Failure By Example

These are some examples of Ethereum applications which serve as examples of both what not to do and how to recover from failure.

TheDAO

TheDAO has multiple problems with it’s design, enough that multiple prominent members of the Ethereum community called for a moratorium until it could be redesigned. The biggest problem that led to its demise is called a “reentrancy attack”. By design of Ethereum’s Turing complete language contracts can call each other.

The attack involves exploiting this to make calls to a contract in a way the contract developer did not expect. This Vessenes article has a full explanation of how the attack works. For someone who is not used to thinking in terms of blockchain based systems the bug is an easy one to make.

TheDAO ultimately failed and led to a large rift in the Ethereum community, further devolving into a split of Ethereum into two different blockchains and cryptocurrencies. Ethereum and Ethereum Classic. This Coindesk article provides more details on the consequences of TheDAO’s failure.

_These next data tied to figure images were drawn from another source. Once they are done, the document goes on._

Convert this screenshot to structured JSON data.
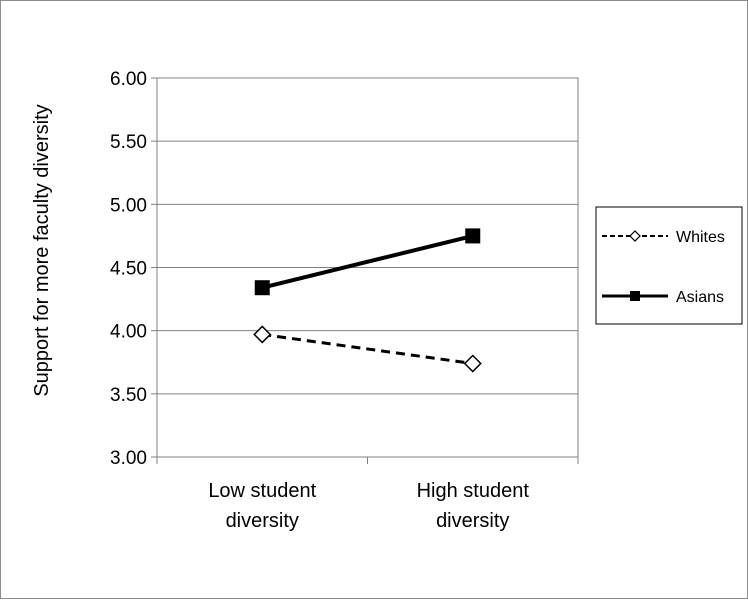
{
  "chart_data": {
    "type": "line",
    "ylabel": "Support for more faculty diversity",
    "xlabel": "",
    "title": "",
    "ylim": [
      3.0,
      6.0
    ],
    "yticks": [
      "3.00",
      "3.50",
      "4.00",
      "4.50",
      "5.00",
      "5.50",
      "6.00"
    ],
    "categories": [
      "Low student diversity",
      "High student diversity"
    ],
    "category_lines": [
      [
        "Low student",
        "diversity"
      ],
      [
        "High student",
        "diversity"
      ]
    ],
    "series": [
      {
        "name": "Whites",
        "values": [
          3.97,
          3.74
        ],
        "style": "dashed",
        "marker": "open-diamond",
        "color": "#000000"
      },
      {
        "name": "Asians",
        "values": [
          4.34,
          4.75
        ],
        "style": "solid",
        "marker": "filled-square",
        "color": "#000000"
      }
    ],
    "grid": true,
    "legend_position": "right"
  }
}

For a hands on example of how the DAO hack worked check out this github project.

Ethereum Naming Service (ENS) launch

The ENS is another project built on Ethereum that suffered problems after its first launch. Fortunately the developers took notes from the shortcomings of TheDAO incorporated a failsafes into their contracts.

The ENS incorporated smart contracts that could be upgraded or taken down. This was crucial in recovering from the bugs discovered after ENS was deployed. The root ENS smart contracts were under the control of seven keyholders, all public figures, four of whom were required to sign off on any upgrades and changes.

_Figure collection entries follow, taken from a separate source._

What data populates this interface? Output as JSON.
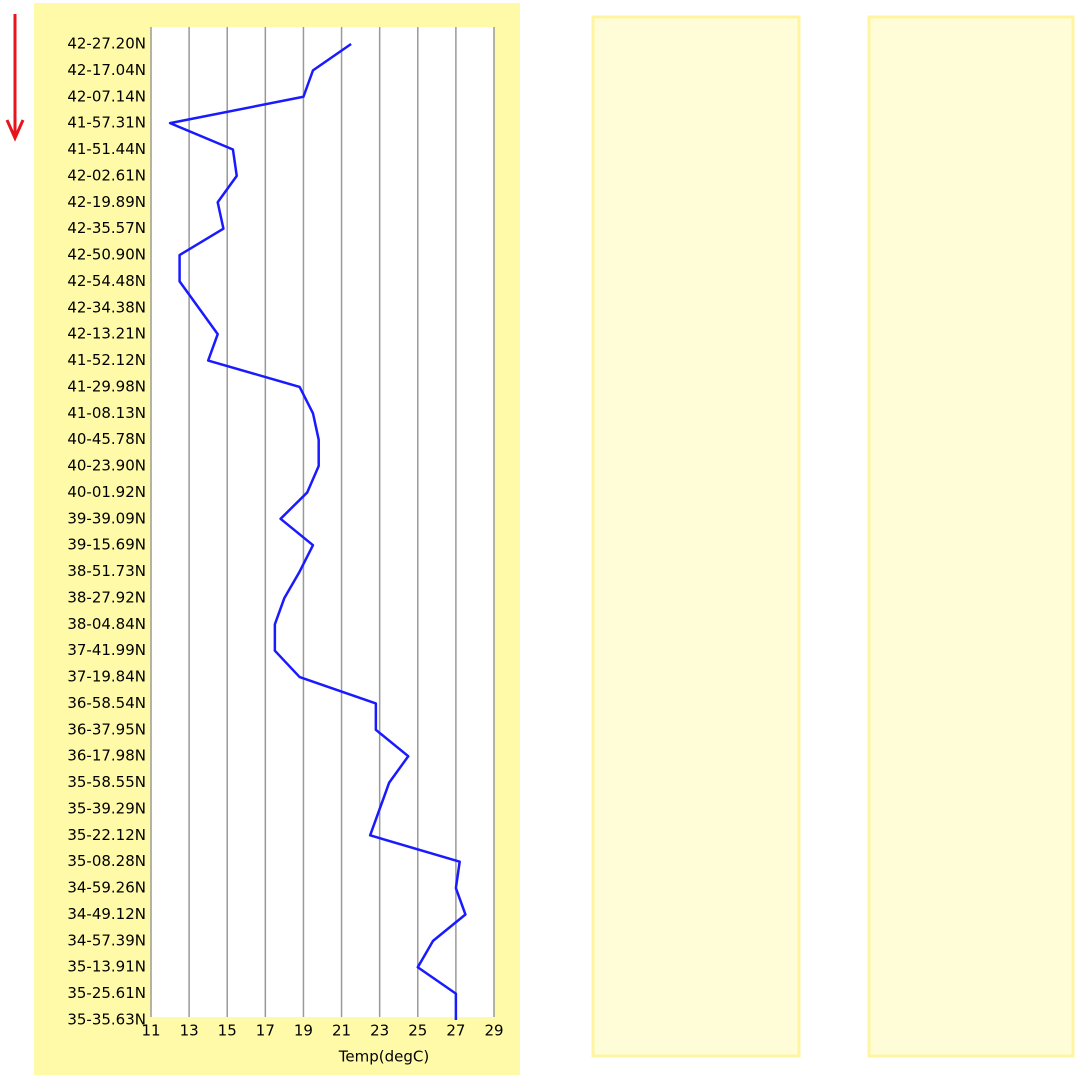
{
  "chart_data": {
    "type": "line",
    "categories": [
      "42-27.20N",
      "42-17.04N",
      "42-07.14N",
      "41-57.31N",
      "41-51.44N",
      "42-02.61N",
      "42-19.89N",
      "42-35.57N",
      "42-50.90N",
      "42-54.48N",
      "42-34.38N",
      "42-13.21N",
      "41-52.12N",
      "41-29.98N",
      "41-08.13N",
      "40-45.78N",
      "40-23.90N",
      "40-01.92N",
      "39-39.09N",
      "39-15.69N",
      "38-51.73N",
      "38-27.92N",
      "38-04.84N",
      "37-41.99N",
      "37-19.84N",
      "36-58.54N",
      "36-37.95N",
      "36-17.98N",
      "35-58.55N",
      "35-39.29N",
      "35-22.12N",
      "35-08.28N",
      "34-59.26N",
      "34-49.12N",
      "34-57.39N",
      "35-13.91N",
      "35-25.61N",
      "35-35.63N"
    ],
    "values": [
      21.5,
      19.5,
      19,
      12,
      15.3,
      15.5,
      14.5,
      14.8,
      12.5,
      12.5,
      13.5,
      14.5,
      14,
      18.8,
      19.5,
      19.8,
      19.8,
      19.2,
      17.8,
      19.5,
      18.8,
      18,
      17.5,
      17.5,
      18.8,
      22.8,
      22.8,
      24.5,
      23.5,
      23,
      22.5,
      27.2,
      27,
      27.5,
      25.8,
      25,
      27,
      27
    ],
    "color": "#1a1aff",
    "xlabel": "Temp(degC)",
    "xlim": [
      11,
      29
    ],
    "xticks": [
      11,
      13,
      15,
      17,
      19,
      21,
      23,
      25,
      27,
      29
    ],
    "grid": true
  }
}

The ENS developers posted a detailed postmortem of the shortcoming of their smart contracts after the system was taken down.

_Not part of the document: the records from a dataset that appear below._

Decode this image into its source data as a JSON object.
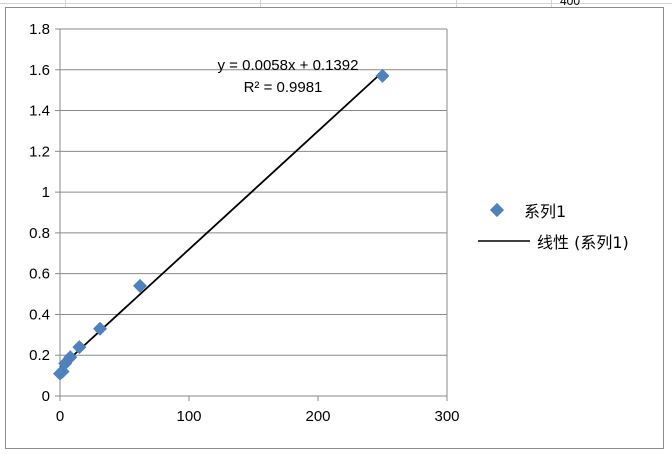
{
  "sheet": {
    "partial_cell_text": "400"
  },
  "chart_data": {
    "type": "scatter",
    "title": "",
    "xlabel": "",
    "ylabel": "",
    "xlim": [
      0,
      300
    ],
    "ylim": [
      0,
      1.8
    ],
    "x_ticks": [
      "0",
      "100",
      "200",
      "300"
    ],
    "y_ticks": [
      "0",
      "0.2",
      "0.4",
      "0.6",
      "0.8",
      "1",
      "1.2",
      "1.4",
      "1.6",
      "1.8"
    ],
    "grid": "horizontal",
    "legend_position": "right",
    "series": [
      {
        "name": "系列1",
        "marker": "diamond",
        "color": "#4f81bd",
        "points": [
          {
            "x": 0,
            "y": 0.11
          },
          {
            "x": 2,
            "y": 0.12
          },
          {
            "x": 4,
            "y": 0.16
          },
          {
            "x": 8,
            "y": 0.19
          },
          {
            "x": 15,
            "y": 0.24
          },
          {
            "x": 31,
            "y": 0.33
          },
          {
            "x": 62,
            "y": 0.54
          },
          {
            "x": 250,
            "y": 1.57
          }
        ]
      }
    ],
    "trendline": {
      "name": "线性 (系列1)",
      "type": "linear",
      "slope": 0.0058,
      "intercept": 0.1392,
      "x_range": [
        0,
        250
      ],
      "color": "#000000"
    },
    "annotations": {
      "equation": "y = 0.0058x + 0.1392",
      "r_squared": "R² = 0.9981"
    }
  }
}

After the solving the bugs discovered in the first launch the ENS team had security audits done by two independent and prominent Ethereum developers. Additionally the ENS team made the results of the audits public, contributing to the community knowledge pool on developing safe, secure decentralized applications.

Gnosis Token sale

Be diligent about promoting your smart contracts. There is a lot of hype in the blockchain space and people who will fund you just because you mention “blockchain”, “Ethereum”, or “Initial Coin Offering (ICO)”. Don’t succumb to the temptation! Use caps to only accept as much money into your smart contract as is necessary for your project to run.